I read comics/graphic novels but they have to fit in with all the other stuff I read. Mostly vertigo type stuff: so currently I’m reading American vampire as the collections come out. Waiting for Buffy series 9 to be collected. variously working through fables, Y- the last man, Alan Moore’s Swamp Thing collections. Last thing i actually read was Bryan Talbot’s The Adventures of Luther Arkwright (which is as sf as you can get). I like the column – I may never read most of the stuff covered but I like knowing what is going on. I read marvel as a kid (particularly the Avengers) at primary school in wet playtimes, so looking forward to the film.
Rainer – not a universal experience for Brits at all.
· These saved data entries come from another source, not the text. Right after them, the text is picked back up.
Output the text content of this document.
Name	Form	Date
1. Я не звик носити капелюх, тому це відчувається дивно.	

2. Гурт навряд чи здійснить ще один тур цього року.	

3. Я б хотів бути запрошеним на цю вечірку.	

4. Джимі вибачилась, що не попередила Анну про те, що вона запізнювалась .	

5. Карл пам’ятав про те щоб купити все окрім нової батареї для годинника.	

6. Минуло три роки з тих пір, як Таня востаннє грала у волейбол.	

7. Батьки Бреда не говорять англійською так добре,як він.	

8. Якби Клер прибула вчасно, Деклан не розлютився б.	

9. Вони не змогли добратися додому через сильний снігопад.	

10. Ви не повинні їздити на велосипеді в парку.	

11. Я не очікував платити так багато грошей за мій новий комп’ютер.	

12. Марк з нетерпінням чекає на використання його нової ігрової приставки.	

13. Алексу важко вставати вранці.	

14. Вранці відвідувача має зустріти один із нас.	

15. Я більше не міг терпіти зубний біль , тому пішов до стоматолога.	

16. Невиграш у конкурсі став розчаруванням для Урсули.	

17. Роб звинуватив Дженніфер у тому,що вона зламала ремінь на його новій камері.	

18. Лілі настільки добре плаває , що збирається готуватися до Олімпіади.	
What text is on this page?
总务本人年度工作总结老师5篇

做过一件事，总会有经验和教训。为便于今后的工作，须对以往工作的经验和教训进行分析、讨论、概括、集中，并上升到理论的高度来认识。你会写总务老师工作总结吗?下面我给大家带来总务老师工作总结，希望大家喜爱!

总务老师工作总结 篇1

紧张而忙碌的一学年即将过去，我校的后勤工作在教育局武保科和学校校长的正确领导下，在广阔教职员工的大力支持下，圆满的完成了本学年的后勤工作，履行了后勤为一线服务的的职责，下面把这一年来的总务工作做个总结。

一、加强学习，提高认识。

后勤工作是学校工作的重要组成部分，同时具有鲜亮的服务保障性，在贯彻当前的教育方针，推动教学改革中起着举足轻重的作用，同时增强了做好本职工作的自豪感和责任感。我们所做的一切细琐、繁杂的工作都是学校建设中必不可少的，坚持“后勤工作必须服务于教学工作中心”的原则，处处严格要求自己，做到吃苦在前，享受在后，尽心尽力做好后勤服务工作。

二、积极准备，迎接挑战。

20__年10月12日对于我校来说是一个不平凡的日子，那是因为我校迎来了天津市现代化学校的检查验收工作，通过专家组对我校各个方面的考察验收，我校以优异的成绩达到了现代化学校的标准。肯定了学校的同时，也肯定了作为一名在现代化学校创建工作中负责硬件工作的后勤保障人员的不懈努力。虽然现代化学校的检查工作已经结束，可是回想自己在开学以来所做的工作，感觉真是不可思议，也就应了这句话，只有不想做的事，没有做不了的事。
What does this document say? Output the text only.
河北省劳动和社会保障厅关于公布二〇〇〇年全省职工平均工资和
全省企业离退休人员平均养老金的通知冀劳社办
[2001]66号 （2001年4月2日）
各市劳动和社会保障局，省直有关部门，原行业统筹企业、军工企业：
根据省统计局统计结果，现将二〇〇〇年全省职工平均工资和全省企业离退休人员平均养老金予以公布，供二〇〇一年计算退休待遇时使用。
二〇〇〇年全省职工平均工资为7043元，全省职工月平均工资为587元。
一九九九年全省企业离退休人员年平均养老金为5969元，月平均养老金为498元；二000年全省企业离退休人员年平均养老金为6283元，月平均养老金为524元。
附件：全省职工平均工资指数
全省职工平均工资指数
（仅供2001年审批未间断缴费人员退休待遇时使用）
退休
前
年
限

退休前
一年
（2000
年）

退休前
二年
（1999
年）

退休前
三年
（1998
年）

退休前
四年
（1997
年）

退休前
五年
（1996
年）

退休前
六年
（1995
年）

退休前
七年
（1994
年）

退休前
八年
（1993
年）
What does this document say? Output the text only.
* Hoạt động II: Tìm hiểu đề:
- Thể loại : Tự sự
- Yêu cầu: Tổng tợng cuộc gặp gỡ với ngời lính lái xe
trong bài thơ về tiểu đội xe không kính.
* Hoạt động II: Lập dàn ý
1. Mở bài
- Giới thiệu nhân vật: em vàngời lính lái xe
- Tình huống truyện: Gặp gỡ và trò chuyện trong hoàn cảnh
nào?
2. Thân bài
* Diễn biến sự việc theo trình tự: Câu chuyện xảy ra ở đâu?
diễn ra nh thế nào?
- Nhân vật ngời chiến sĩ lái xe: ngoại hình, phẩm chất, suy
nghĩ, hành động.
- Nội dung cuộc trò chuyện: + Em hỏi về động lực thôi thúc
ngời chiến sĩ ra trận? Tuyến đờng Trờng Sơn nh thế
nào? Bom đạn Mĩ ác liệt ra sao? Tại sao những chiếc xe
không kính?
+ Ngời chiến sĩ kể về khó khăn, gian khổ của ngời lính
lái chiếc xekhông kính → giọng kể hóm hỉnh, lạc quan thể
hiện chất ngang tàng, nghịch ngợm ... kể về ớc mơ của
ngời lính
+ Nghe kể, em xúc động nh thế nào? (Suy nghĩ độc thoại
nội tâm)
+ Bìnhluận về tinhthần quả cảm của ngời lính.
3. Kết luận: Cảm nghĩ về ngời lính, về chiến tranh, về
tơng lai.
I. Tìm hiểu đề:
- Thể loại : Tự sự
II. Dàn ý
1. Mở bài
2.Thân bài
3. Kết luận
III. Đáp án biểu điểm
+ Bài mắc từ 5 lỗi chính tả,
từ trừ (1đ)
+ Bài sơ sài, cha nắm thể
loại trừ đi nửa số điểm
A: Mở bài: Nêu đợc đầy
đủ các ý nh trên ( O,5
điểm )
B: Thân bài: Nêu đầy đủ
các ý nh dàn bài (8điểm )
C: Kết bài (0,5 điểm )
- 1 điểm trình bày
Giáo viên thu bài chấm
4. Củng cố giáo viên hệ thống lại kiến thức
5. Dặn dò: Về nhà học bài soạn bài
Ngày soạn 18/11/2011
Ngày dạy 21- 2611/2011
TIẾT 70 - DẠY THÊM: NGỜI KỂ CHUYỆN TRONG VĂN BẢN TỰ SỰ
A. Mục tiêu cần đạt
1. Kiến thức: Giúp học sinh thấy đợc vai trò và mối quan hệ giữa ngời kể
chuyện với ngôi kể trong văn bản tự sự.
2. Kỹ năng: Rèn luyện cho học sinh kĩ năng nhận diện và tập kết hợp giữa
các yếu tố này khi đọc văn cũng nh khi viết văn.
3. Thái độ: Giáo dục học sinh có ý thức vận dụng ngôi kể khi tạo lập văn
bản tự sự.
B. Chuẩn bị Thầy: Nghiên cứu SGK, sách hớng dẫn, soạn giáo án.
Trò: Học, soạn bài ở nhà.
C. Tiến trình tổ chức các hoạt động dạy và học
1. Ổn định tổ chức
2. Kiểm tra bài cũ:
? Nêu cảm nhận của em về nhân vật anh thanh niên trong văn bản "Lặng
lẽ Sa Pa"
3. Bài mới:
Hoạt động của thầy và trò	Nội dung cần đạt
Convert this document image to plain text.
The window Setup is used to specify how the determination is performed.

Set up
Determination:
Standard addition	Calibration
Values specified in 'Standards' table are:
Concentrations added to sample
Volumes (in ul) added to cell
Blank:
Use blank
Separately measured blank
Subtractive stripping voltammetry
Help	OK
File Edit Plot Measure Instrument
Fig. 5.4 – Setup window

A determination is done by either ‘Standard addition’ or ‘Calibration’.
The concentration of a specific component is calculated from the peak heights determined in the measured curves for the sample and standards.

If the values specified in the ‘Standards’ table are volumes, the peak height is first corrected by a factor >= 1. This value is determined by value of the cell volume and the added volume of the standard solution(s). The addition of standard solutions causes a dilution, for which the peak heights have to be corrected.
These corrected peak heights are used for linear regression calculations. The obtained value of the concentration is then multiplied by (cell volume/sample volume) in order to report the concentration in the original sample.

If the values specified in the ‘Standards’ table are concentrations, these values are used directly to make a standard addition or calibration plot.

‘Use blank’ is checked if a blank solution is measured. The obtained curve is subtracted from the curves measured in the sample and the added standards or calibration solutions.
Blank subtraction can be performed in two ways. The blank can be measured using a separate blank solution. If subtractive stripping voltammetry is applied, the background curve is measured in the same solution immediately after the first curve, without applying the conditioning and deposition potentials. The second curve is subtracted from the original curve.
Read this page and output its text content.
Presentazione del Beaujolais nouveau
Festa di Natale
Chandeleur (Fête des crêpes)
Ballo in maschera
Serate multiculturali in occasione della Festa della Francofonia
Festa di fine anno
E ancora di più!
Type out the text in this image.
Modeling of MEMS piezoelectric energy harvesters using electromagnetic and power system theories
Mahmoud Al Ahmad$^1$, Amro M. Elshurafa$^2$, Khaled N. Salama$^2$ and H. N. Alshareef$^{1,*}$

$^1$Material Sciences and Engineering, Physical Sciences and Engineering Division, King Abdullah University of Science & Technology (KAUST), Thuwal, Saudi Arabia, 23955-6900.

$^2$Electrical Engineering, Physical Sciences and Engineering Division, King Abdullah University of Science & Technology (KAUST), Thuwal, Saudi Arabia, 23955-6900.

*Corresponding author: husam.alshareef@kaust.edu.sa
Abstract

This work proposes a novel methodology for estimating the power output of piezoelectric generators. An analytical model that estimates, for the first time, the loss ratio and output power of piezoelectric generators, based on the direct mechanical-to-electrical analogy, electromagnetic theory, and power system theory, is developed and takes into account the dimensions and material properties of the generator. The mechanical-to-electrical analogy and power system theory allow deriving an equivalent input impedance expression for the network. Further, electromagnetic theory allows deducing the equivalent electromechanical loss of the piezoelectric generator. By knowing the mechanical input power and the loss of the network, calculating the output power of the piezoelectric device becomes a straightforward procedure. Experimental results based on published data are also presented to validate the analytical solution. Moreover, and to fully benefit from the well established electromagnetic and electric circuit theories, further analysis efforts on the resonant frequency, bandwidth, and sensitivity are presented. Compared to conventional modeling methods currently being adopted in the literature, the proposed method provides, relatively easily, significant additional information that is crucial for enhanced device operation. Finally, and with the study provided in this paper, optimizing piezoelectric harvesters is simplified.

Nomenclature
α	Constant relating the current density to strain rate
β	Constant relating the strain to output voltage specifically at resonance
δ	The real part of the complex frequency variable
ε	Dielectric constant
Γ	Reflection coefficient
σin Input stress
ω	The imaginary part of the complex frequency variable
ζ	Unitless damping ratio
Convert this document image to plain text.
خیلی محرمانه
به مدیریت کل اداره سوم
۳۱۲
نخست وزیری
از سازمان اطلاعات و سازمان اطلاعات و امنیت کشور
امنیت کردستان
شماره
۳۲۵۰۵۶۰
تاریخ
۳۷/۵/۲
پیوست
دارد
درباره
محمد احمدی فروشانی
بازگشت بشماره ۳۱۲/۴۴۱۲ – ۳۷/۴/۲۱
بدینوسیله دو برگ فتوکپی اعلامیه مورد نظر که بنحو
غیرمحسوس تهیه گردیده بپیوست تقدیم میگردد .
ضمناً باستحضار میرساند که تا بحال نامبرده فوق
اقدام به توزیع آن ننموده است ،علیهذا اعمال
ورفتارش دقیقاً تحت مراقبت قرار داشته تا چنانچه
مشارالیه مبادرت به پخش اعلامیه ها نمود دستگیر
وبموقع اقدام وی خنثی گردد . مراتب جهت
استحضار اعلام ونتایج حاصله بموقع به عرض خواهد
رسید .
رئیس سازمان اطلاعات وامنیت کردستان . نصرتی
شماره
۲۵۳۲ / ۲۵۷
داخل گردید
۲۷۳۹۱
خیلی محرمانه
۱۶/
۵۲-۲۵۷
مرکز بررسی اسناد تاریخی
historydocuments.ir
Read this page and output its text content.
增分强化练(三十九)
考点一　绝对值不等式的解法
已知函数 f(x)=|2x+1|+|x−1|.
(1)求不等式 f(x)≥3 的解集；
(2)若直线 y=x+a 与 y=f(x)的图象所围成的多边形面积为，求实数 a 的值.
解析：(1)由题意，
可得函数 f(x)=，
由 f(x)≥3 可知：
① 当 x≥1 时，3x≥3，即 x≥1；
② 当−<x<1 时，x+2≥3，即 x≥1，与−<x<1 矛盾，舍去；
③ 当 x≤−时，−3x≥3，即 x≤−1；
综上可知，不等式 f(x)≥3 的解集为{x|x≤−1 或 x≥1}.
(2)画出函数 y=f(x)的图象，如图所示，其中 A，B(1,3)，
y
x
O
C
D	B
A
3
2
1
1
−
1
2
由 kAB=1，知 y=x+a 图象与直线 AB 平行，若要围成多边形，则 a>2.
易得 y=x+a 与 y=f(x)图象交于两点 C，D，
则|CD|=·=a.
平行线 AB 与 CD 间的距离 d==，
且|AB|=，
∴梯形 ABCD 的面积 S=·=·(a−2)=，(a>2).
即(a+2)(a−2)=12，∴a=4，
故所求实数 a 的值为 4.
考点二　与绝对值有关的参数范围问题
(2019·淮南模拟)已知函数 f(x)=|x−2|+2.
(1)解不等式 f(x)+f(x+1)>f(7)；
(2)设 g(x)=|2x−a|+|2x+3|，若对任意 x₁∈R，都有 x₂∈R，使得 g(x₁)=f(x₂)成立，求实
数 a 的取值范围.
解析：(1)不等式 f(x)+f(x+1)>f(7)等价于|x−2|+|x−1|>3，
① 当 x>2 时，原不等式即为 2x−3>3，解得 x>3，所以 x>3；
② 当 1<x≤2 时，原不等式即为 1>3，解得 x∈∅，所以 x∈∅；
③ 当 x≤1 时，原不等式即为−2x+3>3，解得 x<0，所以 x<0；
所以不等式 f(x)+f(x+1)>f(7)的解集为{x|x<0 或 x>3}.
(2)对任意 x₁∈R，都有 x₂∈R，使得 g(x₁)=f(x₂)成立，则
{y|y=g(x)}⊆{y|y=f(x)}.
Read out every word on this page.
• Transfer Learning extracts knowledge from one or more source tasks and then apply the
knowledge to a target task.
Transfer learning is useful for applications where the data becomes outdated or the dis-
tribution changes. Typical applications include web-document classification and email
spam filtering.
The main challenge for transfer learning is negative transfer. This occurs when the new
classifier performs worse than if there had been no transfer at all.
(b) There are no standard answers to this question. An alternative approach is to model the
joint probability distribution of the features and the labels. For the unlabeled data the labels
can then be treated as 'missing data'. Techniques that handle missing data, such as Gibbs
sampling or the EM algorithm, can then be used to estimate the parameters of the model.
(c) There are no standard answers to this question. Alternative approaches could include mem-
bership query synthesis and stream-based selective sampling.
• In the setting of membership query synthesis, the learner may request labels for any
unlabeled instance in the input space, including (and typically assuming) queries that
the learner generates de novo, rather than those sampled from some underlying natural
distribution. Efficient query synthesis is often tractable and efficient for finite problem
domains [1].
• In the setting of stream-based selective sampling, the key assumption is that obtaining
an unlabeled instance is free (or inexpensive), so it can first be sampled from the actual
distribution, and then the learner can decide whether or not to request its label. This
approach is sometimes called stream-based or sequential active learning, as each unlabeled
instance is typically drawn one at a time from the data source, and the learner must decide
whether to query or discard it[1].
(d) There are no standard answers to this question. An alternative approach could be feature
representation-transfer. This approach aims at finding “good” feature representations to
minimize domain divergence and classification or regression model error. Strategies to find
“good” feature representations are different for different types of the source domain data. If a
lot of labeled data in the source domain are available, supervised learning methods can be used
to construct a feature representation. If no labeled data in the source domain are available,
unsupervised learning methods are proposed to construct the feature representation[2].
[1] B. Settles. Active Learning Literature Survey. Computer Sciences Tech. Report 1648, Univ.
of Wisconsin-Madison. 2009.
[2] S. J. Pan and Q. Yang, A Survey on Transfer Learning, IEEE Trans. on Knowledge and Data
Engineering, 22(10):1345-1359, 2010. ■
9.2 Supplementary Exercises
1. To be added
Thinking back to my school days the only comics in circulation were British weeklies – Wizard, Warlord, Action, Monster Fun, Beano, Dandy, 2000AD etc.
I read comics and always have done, right the way back to TV Comic and Warlord in the 70s. Nowadays I’m mainly into the more interesting and alternative end of superheroes (The Boys, Incorruptible, Irredeemable, Invincible, Wanted), though I’ve a soft spot for the monthly reprint editions by Marvel UK. Of course, I can’t forget that stalwart 2000AD which even after all this time still has more peaks than troughs. Pat Mills, Alan Moore, Dave Gibbons, Grant Morrison, John Wagner, Carlos Ezquerra…what a roll call of great story tellers.
I prefer comics to written SF these days. Comics have more of the sense of wonder that science fiction used to give me. Maybe I just caught up with all the historical good stuff, but quite a while back I lost interest in genre SF, finding too much of it to be rather dull with not much in the way of story telling. Comics, especially the good stuff like Planetary and Flex Mentallo from a few years back or All Star Superman more recently, is much more mind blowing and the stories are generally much better told. There’s something intoxicating about that faint whiff of pulp in your fiction.
I’m only an occasional reader of Vector, not being a member of the BSFA, but: no, not really. It’s not that I’ve got anything against comics – I own, even treasure, a few issues. But I don’t know what’s happening in the world of comics and don’t actively try to find new comics to read.